Everything works fine a second after it gets power. I can use the touch switch, I can send messages and it reacts instantly like intended. It works that way for about 108 minutes then it stops working. Touch doesn't work, it doesn't react to mqtt messages. I got those times by observing when I get the status topic messages for connect and the last will message for disconnect from mqtt. These 108 minutes are extremely consistent. The seconds fluctuates a bit, but it's around the 44 seconds mark, so it would be around 6524 seconds or so in total that it runs before it dies.
I had to attach the code as it alone is over 9000 characters long which is the limit this forum allows me.
After a lot of println's the sketch died at the connect line for pubsub client, when it tried to reconnect. No idea why it would so consistently disconnect after 108 minutes, but that's another mystery. I found this issue about it on github concerning it:
One way that seems to help is to wait for 5 seconds before trying to reconnect, but there also are some inputs on using a newer esp32 general library and the updated version of the pubsuc client. I'll try those out and see if I'm having some success with that.

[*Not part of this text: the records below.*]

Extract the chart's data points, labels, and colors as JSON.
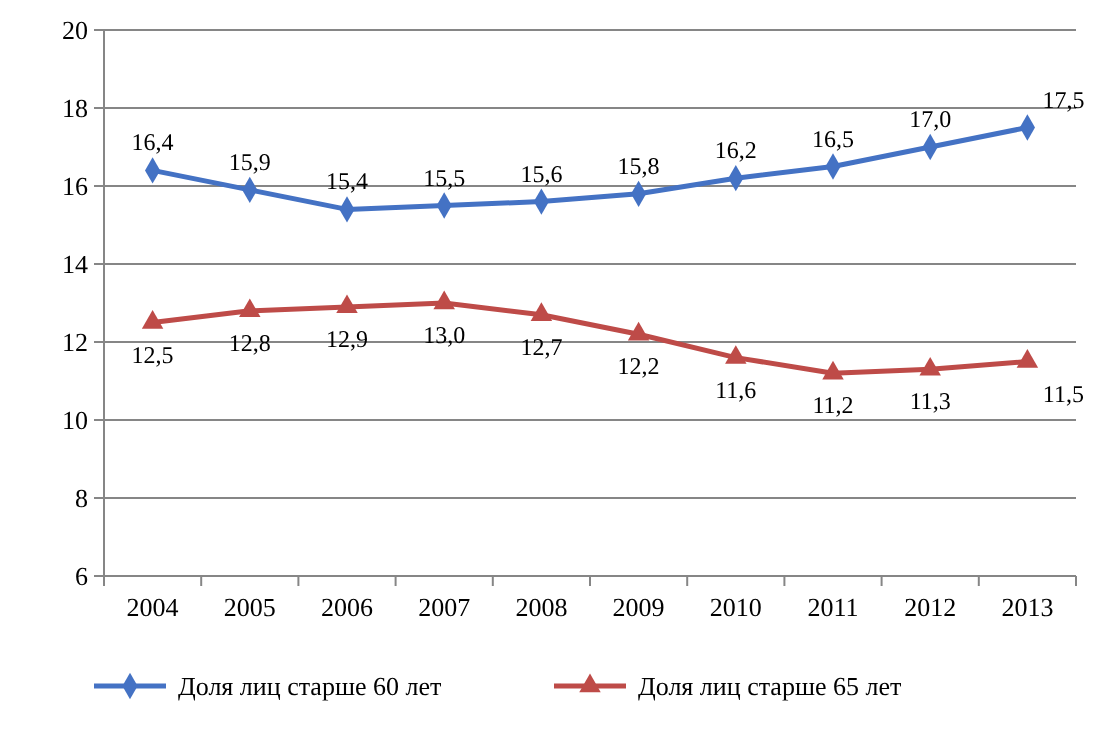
{
  "chart_data": {
    "type": "line",
    "categories": [
      "2004",
      "2005",
      "2006",
      "2007",
      "2008",
      "2009",
      "2010",
      "2011",
      "2012",
      "2013"
    ],
    "series": [
      {
        "name": "Доля лиц старше 60 лет",
        "color": "#4472c4",
        "marker": "diamond",
        "values": [
          16.4,
          15.9,
          15.4,
          15.5,
          15.6,
          15.8,
          16.2,
          16.5,
          17.0,
          17.5
        ],
        "value_labels": [
          "16,4",
          "15,9",
          "15,4",
          "15,5",
          "15,6",
          "15,8",
          "16,2",
          "16,5",
          "17,0",
          "17,5"
        ]
      },
      {
        "name": "Доля лиц старше 65 лет",
        "color": "#be4b48",
        "marker": "triangle",
        "values": [
          12.5,
          12.8,
          12.9,
          13.0,
          12.7,
          12.2,
          11.6,
          11.2,
          11.3,
          11.5
        ],
        "value_labels": [
          "12,5",
          "12,8",
          "12,9",
          "13,0",
          "12,7",
          "12,2",
          "11,6",
          "11,2",
          "11,3",
          "11,5"
        ]
      }
    ],
    "ylim": [
      6,
      20
    ],
    "yticks": [
      6,
      8,
      10,
      12,
      14,
      16,
      18,
      20
    ],
    "grid": "y",
    "legend": "bottom"
  }
}
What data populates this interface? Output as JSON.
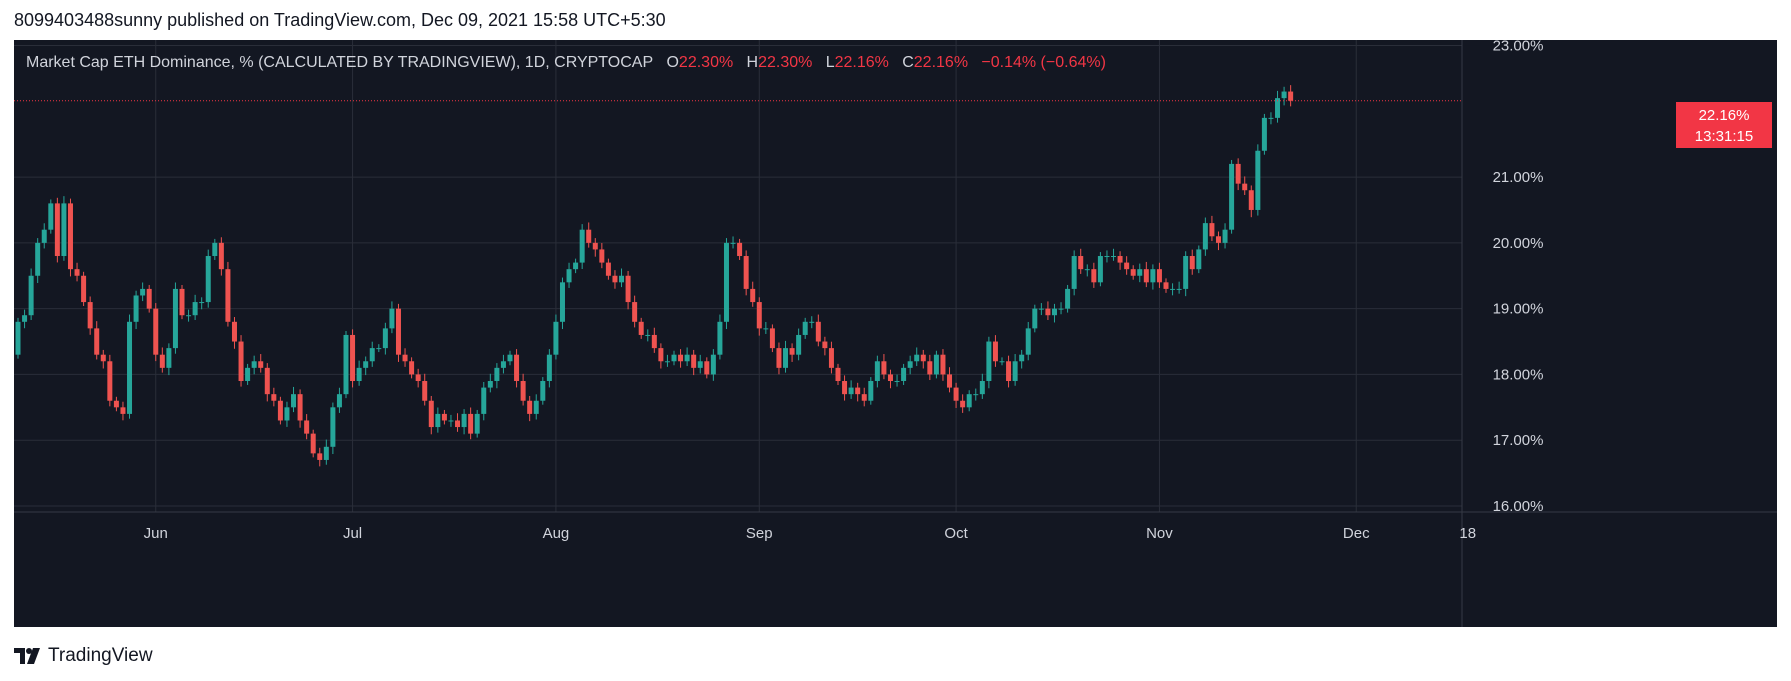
{
  "header": {
    "text": "8099403488sunny published on TradingView.com, Dec 09, 2021 15:58 UTC+5:30"
  },
  "legend": {
    "title": "Market Cap ETH Dominance, % (CALCULATED BY TRADINGVIEW), 1D, CRYPTOCAP",
    "o_label": "O",
    "o_value": "22.30%",
    "h_label": "H",
    "h_value": "22.30%",
    "l_label": "L",
    "l_value": "22.16%",
    "c_label": "C",
    "c_value": "22.16%",
    "change": "−0.14% (−0.64%)"
  },
  "price_tag": {
    "value": "22.16%",
    "countdown": "13:31:15"
  },
  "logo": {
    "text": "TradingView",
    "icon": "tradingview-logo-icon"
  },
  "colors": {
    "background": "#131722",
    "up": "#26a69a",
    "down": "#ef5350",
    "grid": "#2a2e39",
    "text": "#d1d4dc"
  },
  "chart_data": {
    "type": "candlestick",
    "y_ticks": [
      "23.00%",
      "21.00%",
      "20.00%",
      "19.00%",
      "18.00%",
      "17.00%",
      "16.00%"
    ],
    "y_tick_values": [
      23,
      21,
      20,
      19,
      18,
      17,
      16
    ],
    "ylim": [
      16,
      23
    ],
    "x_ticks": [
      "Jun",
      "Jul",
      "Aug",
      "Sep",
      "Oct",
      "Nov",
      "Dec",
      "18"
    ],
    "x_tick_days": [
      21,
      51,
      82,
      113,
      143,
      174,
      204,
      221
    ],
    "first_date": "2021-05-11",
    "last_price": 22.16,
    "grid": true,
    "closes": [
      18.8,
      18.9,
      19.5,
      20.0,
      20.2,
      20.6,
      19.8,
      20.6,
      19.6,
      19.5,
      19.1,
      18.7,
      18.3,
      18.2,
      17.6,
      17.5,
      17.4,
      18.8,
      19.2,
      19.3,
      19.0,
      18.3,
      18.1,
      18.4,
      19.3,
      18.9,
      18.9,
      19.1,
      19.1,
      19.8,
      20.0,
      19.6,
      18.8,
      18.5,
      17.9,
      18.1,
      18.2,
      18.1,
      17.7,
      17.6,
      17.3,
      17.5,
      17.7,
      17.3,
      17.1,
      16.8,
      16.7,
      16.9,
      17.5,
      17.7,
      18.6,
      17.9,
      18.1,
      18.2,
      18.4,
      18.4,
      18.7,
      19.0,
      18.3,
      18.2,
      18.0,
      17.9,
      17.6,
      17.2,
      17.4,
      17.3,
      17.3,
      17.2,
      17.4,
      17.1,
      17.4,
      17.8,
      17.9,
      18.1,
      18.2,
      18.3,
      17.9,
      17.6,
      17.4,
      17.6,
      17.9,
      18.3,
      18.8,
      19.4,
      19.6,
      19.7,
      20.2,
      20.0,
      19.9,
      19.7,
      19.5,
      19.4,
      19.5,
      19.1,
      18.8,
      18.6,
      18.6,
      18.4,
      18.2,
      18.2,
      18.3,
      18.2,
      18.3,
      18.1,
      18.2,
      18.0,
      18.3,
      18.8,
      20.0,
      20.0,
      19.8,
      19.3,
      19.1,
      18.7,
      18.7,
      18.4,
      18.1,
      18.4,
      18.3,
      18.6,
      18.8,
      18.8,
      18.5,
      18.4,
      18.1,
      17.9,
      17.7,
      17.8,
      17.7,
      17.6,
      17.9,
      18.2,
      18.0,
      17.9,
      17.9,
      18.1,
      18.2,
      18.3,
      18.2,
      18.0,
      18.3,
      18.0,
      17.8,
      17.6,
      17.5,
      17.7,
      17.7,
      17.9,
      18.5,
      18.2,
      18.2,
      17.9,
      18.2,
      18.3,
      18.7,
      19.0,
      19.0,
      18.9,
      19.0,
      19.0,
      19.3,
      19.8,
      19.6,
      19.6,
      19.4,
      19.8,
      19.8,
      19.8,
      19.7,
      19.6,
      19.5,
      19.6,
      19.4,
      19.6,
      19.4,
      19.3,
      19.3,
      19.3,
      19.8,
      19.6,
      19.9,
      20.3,
      20.1,
      20.0,
      20.2,
      21.2,
      20.9,
      20.8,
      20.5,
      21.4,
      21.9,
      21.9,
      22.2,
      22.3,
      22.16
    ]
  }
}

I checked the pubsubclient library and it was already at the latest version of 2.7 for me. Then I checked the boards. "esp32" by Espressif was at 1.0.2, but two newer versions were out. I updated to 1.0.4 and it stopped connecting to my hidden SSID, with the same code it used before. I connected it to a visible SSID and instantly everything started to work again. So that's a different thing to debug.
Now the project no longer breaks, it keeps on running and has now for several hours. It still however disconnected (and reconnects) every 108 minutes. Still hunting that one down, but at least it no longer completely dies.
Thanks for all the help, I learned a few new things and I hope this post might help someone else in the future.
ChristianRiesen:
Now the project no longer breaks, it keeps on running and has now for several hours. It still however disconnected (and reconnects) every 108 minutes. Still hunting that one down, but at least it no longer completely dies.
Is it just the Pubsub client that disconnects or is Wifi also disconnecting.
If Wifi is also disconnecting then is it using a static IP or DHCP.
If DHCP then what how long is the lease time set for on the router.